An article in the fall 2007 issue, “Finding a Torah in Poland,” brought to mind an incident with a rescued Czechoslovakian Torah. In the late 1960s, a number of young couples who had moved to Hartsdale, New York, grew tired of having to visit their parents for the high holidays and decided to form their own synagogue. I was a charter member of that synagogue, called the Woodlands Community Temple. Using a Torah loaned by another congregation, we held Shabbat services at a local Quaker church at first, but as more families joined we needed a larger building. We bought a beautiful large house and turned it into our synagogue’s home. With the new building came the need for our own Torah.

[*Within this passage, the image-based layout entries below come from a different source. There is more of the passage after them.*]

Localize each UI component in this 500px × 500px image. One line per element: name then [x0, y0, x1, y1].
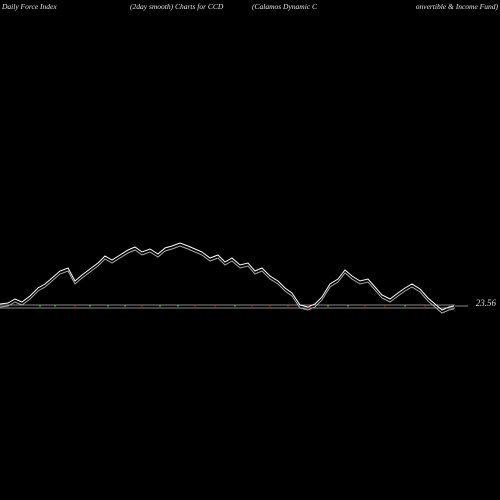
shadow-line: [0, 246, 454, 313]
signal-dot: [89, 305, 91, 307]
signal-dot: [364, 305, 366, 307]
signal-dot: [269, 305, 271, 307]
signal-dot: [141, 305, 143, 307]
signal-dot: [404, 305, 406, 307]
signal-dot: [39, 305, 41, 307]
signal-dot: [159, 305, 161, 307]
signal-dot: [287, 305, 289, 307]
signal-dot: [54, 305, 56, 307]
price-label: 23.56: [476, 298, 496, 308]
signal-dot: [194, 305, 196, 307]
signal-dot: [74, 305, 76, 307]
signal-dot: [327, 305, 329, 307]
signal-dot: [384, 305, 386, 307]
signal-dot: [347, 305, 349, 307]
force-index-chart: [0, 0, 500, 500]
signal-dot: [177, 305, 179, 307]
signal-dot: [234, 305, 236, 307]
signal-dot: [107, 305, 109, 307]
signal-dot: [307, 305, 309, 307]
signal-dot: [424, 305, 426, 307]
signal-dot: [214, 305, 216, 307]
signal-dot: [124, 305, 126, 307]
signal-dot: [251, 305, 253, 307]
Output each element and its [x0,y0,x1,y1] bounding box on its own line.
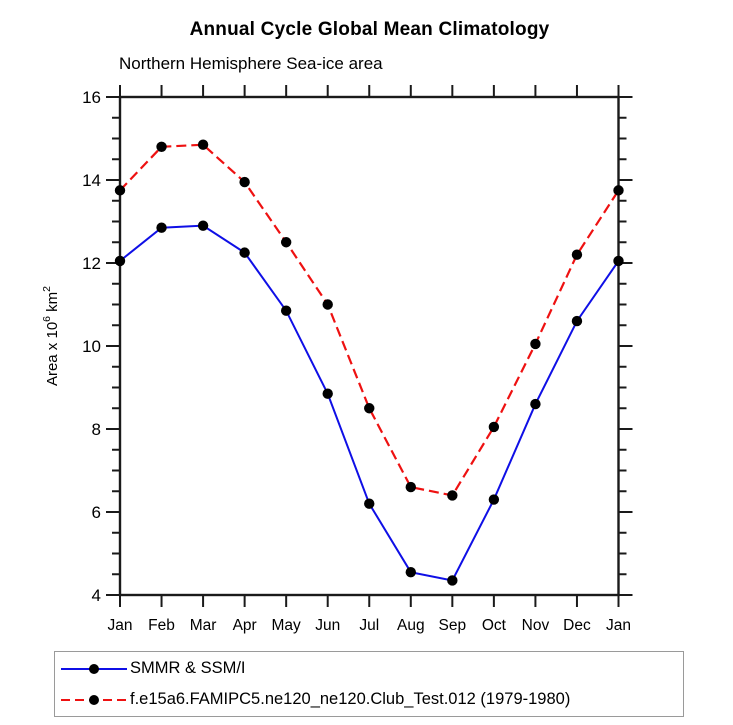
data-point-marker [405,566,416,578]
data-point-marker [447,490,458,501]
legend-label-observations: SMMR & SSM/I [130,659,246,678]
legend-sample-dashed-line [61,694,127,705]
legend-marker-dot [89,663,99,674]
x-tick-label: Oct [482,617,507,634]
y-axis-label: Area x 106 km2 [41,286,61,386]
legend-label-model: f.e15a6.FAMIPC5.ne120_ne120.Club_Test.01… [130,690,571,709]
x-tick-label: Nov [522,617,550,634]
legend-box: SMMR & SSM/I f.e15a6.FAMIPC5.ne120_ne120… [54,651,684,717]
data-point-marker [280,237,292,248]
x-tick-label: Aug [397,617,425,634]
x-tick-label: Apr [233,617,257,634]
chart-title: Annual Cycle Global Mean Climatology [189,19,550,40]
x-tick-label: Jan [108,617,133,634]
legend-sample-solid-line [61,663,127,674]
data-point-marker [613,185,624,196]
x-tick-label: Sep [439,617,467,634]
y-tick-label: 16 [82,88,101,107]
data-point-marker [613,255,624,267]
data-point-marker [571,249,583,260]
data-point-marker [197,220,209,231]
legend-item-model: f.e15a6.FAMIPC5.ne120_ne120.Club_Test.01… [58,684,683,715]
x-tick-label: Jul [359,617,379,634]
x-tick-label: Jan [606,617,631,634]
data-point-marker [571,315,583,327]
data-point-marker [447,575,458,586]
series-observations [114,220,624,586]
data-point-marker [197,139,209,150]
data-point-marker [322,388,333,399]
x-tick-label: Feb [148,617,175,634]
data-point-marker [488,494,500,505]
y-tick-label: 6 [92,503,101,522]
x-tick-label: Jun [315,617,340,634]
data-point-marker [239,176,250,188]
y-tick-label: 8 [92,420,101,439]
data-point-marker [114,185,126,196]
data-point-marker [280,305,292,316]
data-point-marker [530,398,541,410]
legend-item-observations: SMMR & SSM/I [58,653,683,684]
plot-box [118,95,620,597]
data-point-marker [488,421,500,433]
y-tick-label: 4 [92,586,101,605]
data-point-marker [405,481,416,493]
data-point-marker [530,338,541,350]
data-point-marker [364,498,375,509]
chart-subtitle: Northern Hemisphere Sea-ice area [119,54,383,73]
data-point-marker [239,247,250,258]
legend-marker-dot [89,694,99,705]
x-axis: Jan Feb Mar Apr May Jun Jul Aug Sep Oct Nov Dec Jan [108,85,631,634]
y-tick-label: 14 [82,171,101,190]
data-point-marker [156,141,167,152]
x-tick-label: Dec [563,617,591,634]
y-axis: 4 6 8 10 12 14 16 [82,88,633,605]
series-line [119,143,620,497]
x-tick-label: Mar [190,617,217,634]
chart-canvas: Jan Feb Mar Apr May Jun Jul Aug Sep Oct Nov Dec Jan 4… [41,85,633,634]
series-model [114,139,624,501]
data-point-marker [364,403,375,414]
data-point-marker [322,299,333,310]
y-tick-label: 12 [82,254,101,273]
data-point-marker [156,222,167,233]
y-tick-label: 10 [82,337,101,356]
data-point-marker [114,255,126,267]
x-tick-label: May [272,617,302,634]
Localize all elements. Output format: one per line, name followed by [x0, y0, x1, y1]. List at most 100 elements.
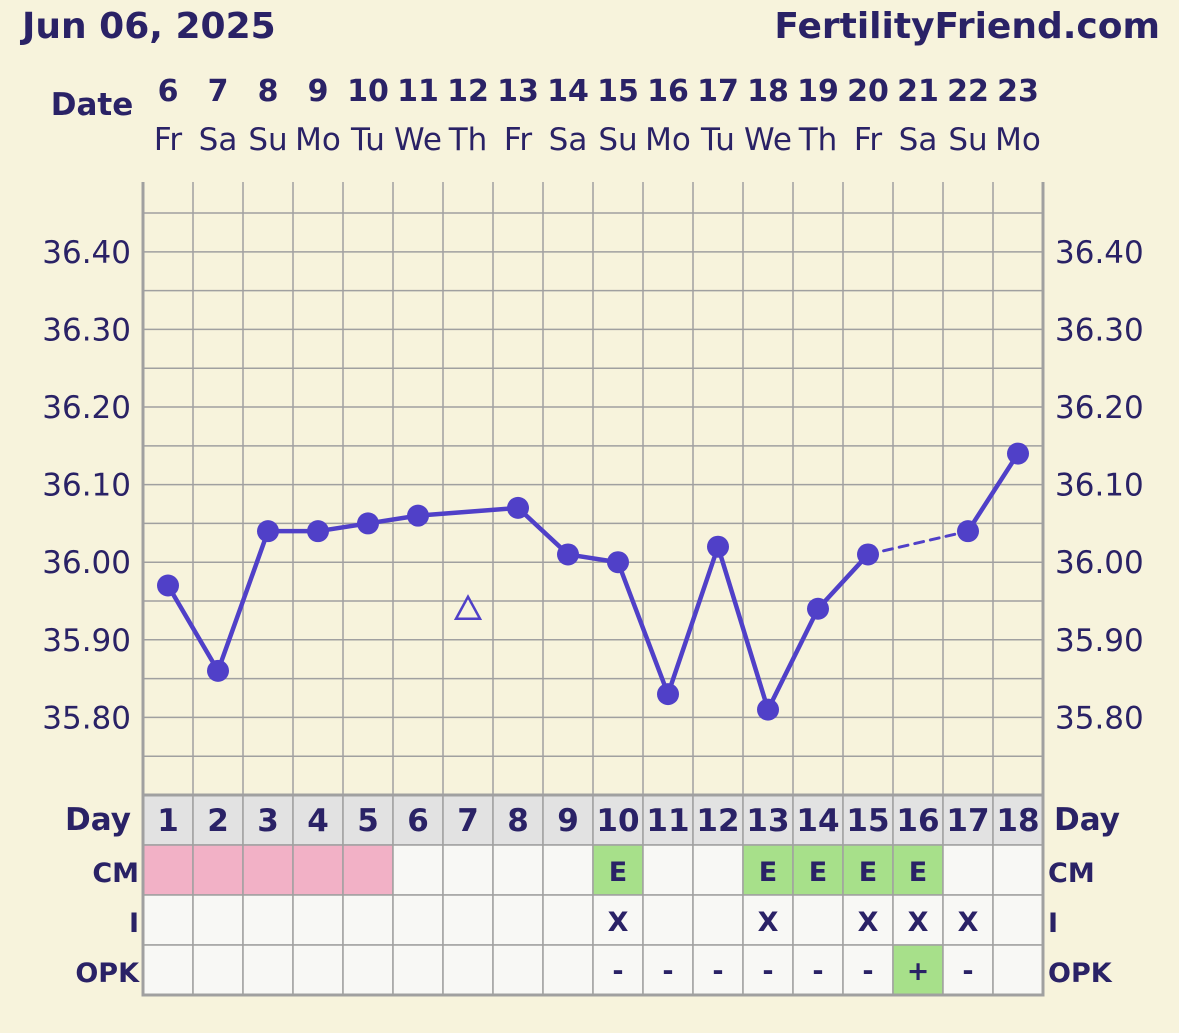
weekday-label: Su [598, 122, 637, 158]
plot-grid [141, 182, 1045, 796]
opk-cell [592, 944, 644, 996]
opk-cell [292, 944, 344, 996]
opk-cell [342, 944, 394, 996]
date-label: 14 [547, 74, 589, 109]
day-cell [242, 794, 294, 846]
opk-value: - [812, 956, 823, 987]
temperature-point [307, 520, 329, 543]
day-number: 8 [507, 803, 529, 839]
date-label: 21 [897, 74, 939, 109]
cm-cell [692, 844, 744, 896]
cm-cell [542, 844, 594, 896]
y-tick-label-right: 36.20 [1055, 390, 1144, 426]
opk-row-label-left: OPK [75, 958, 140, 989]
excluded-temperature-point [453, 594, 483, 621]
cm-cell [892, 844, 944, 896]
intercourse-cell [692, 894, 744, 946]
series-line [515, 505, 571, 557]
intercourse-cell [242, 894, 294, 946]
weekday-label: Fr [504, 122, 533, 158]
day-number: 7 [457, 803, 479, 839]
series-line [665, 544, 721, 697]
intercourse-cell [142, 894, 194, 946]
opk-cell [892, 944, 944, 996]
intercourse-value: X [608, 907, 629, 938]
opk-cell [142, 944, 194, 996]
day-number: 15 [846, 803, 889, 839]
opk-value: - [712, 956, 723, 987]
cm-cell [992, 844, 1044, 896]
intercourse-row-label-right: I [1048, 908, 1058, 939]
day-number: 5 [357, 803, 379, 839]
cm-cell [492, 844, 544, 896]
weekday-label: Su [948, 122, 987, 158]
date-label: 9 [308, 74, 329, 109]
temperature-series [157, 442, 1029, 721]
date-label: 13 [497, 74, 539, 109]
day-number: 4 [307, 803, 329, 839]
series-line [815, 552, 871, 612]
intercourse-cell [642, 894, 694, 946]
temperature-point [157, 574, 179, 597]
weekday-label: Su [248, 122, 287, 158]
day-number: 10 [596, 803, 639, 839]
cm-value: E [859, 857, 877, 888]
date-label: 18 [747, 74, 789, 109]
date-label: 12 [447, 74, 489, 109]
weekday-label: Tu [350, 122, 385, 158]
intercourse-cell [592, 894, 644, 946]
day-number: 3 [257, 803, 279, 839]
opk-value: - [862, 956, 873, 987]
series-line [715, 544, 771, 712]
opk-cell [392, 944, 444, 996]
date-label: 16 [647, 74, 689, 109]
cm-cell [242, 844, 294, 896]
intercourse-cell [542, 894, 594, 946]
day-number: 12 [696, 803, 739, 839]
day-row-label-left: Day [65, 802, 131, 838]
weekday-label: Tu [700, 122, 735, 158]
date-label: 15 [597, 74, 639, 109]
day-number: 9 [557, 803, 579, 839]
date-label: 22 [947, 74, 989, 109]
series-line-dashed [866, 529, 970, 556]
day-row-label-right: Day [1054, 802, 1120, 838]
intercourse-cell [392, 894, 444, 946]
y-tick-label-right: 36.40 [1055, 235, 1144, 271]
day-number: 17 [946, 803, 989, 839]
cm-cell [292, 844, 344, 896]
cm-value: E [609, 857, 627, 888]
opk-value: + [907, 956, 930, 987]
opk-cell [492, 944, 544, 996]
cm-value: E [909, 857, 927, 888]
day-cell [192, 794, 244, 846]
intercourse-value: X [858, 907, 879, 938]
opk-cell [642, 944, 694, 996]
intercourse-value: X [958, 907, 979, 938]
opk-value: - [762, 956, 773, 987]
y-tick-label-left: 36.10 [42, 468, 131, 504]
series-line [965, 451, 1021, 534]
y-tick-label-right: 36.30 [1055, 312, 1144, 348]
intercourse-value: X [758, 907, 779, 938]
weekday-label: We [394, 122, 442, 158]
cm-row-label-left: CM [92, 858, 139, 889]
opk-cell [992, 944, 1044, 996]
date-label: 7 [208, 74, 229, 109]
date-row-label: Date [51, 87, 134, 123]
y-tick-label-left: 35.80 [42, 700, 131, 736]
opk-cell [442, 944, 494, 996]
intercourse-cell [792, 894, 844, 946]
temperature-point [957, 520, 979, 543]
cm-value: E [759, 857, 777, 888]
y-tick-label-left: 36.20 [42, 390, 131, 426]
temperature-point [357, 512, 379, 535]
opk-cell [192, 944, 244, 996]
chart-date: Jun 06, 2025 [19, 6, 276, 47]
temperature-point [757, 698, 779, 721]
intercourse-cell [192, 894, 244, 946]
cm-cell [442, 844, 494, 896]
opk-value: - [612, 956, 623, 987]
cm-cell [342, 844, 394, 896]
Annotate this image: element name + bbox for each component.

We learned from our rabbi, Sandy Ragins, of a stock of Torahs in Europe that had been rescued from the Nazis, and we put in a request for one. After some time, we were told that a Torah was being shipped to us. UPS took the Torah on the last part of its journey, and when the company learned what was in the crate it was carrying, it refused to accept any money from us for any shipping costs.

Alfred Opengart,
Hartsdale, New York

Faith and Logic, Oil and Water

Thank you for the thought-provoking winter issue. Especially interesting were Raymond B. Goldstein’s “God Talk” and Rabbi Jeremy Kalmanofsky’s “On That Yes...”

The conceptual bases for scientific rational empiricism and for belief in religion stem from entirely different postulates. The rational empiricist atheist who attacks religious beliefs is emotionally irrational when he or she seeks to impose his or her belief system upon the religious person, who believes via faith, not logic. Similarly, religious believers are irrational when they seek to evaluate (i.e., impose upon) the belief of the rational empiricist from the standpoint of their personal belief postulates. These two postulated belief systems are entirely antithetical.

Oil and water do not mix; similarly, the rational empiricist belief system and the faith belief system do not and cannot mix. The one cannot negate the other for they arise from entirely different postulates.

Dr. Leo Shatin,
Boca Raton, Florida

(Dr. Shatin is a retired professor of clinical psychiatry at Mount Sinai School of Medicine in New York.)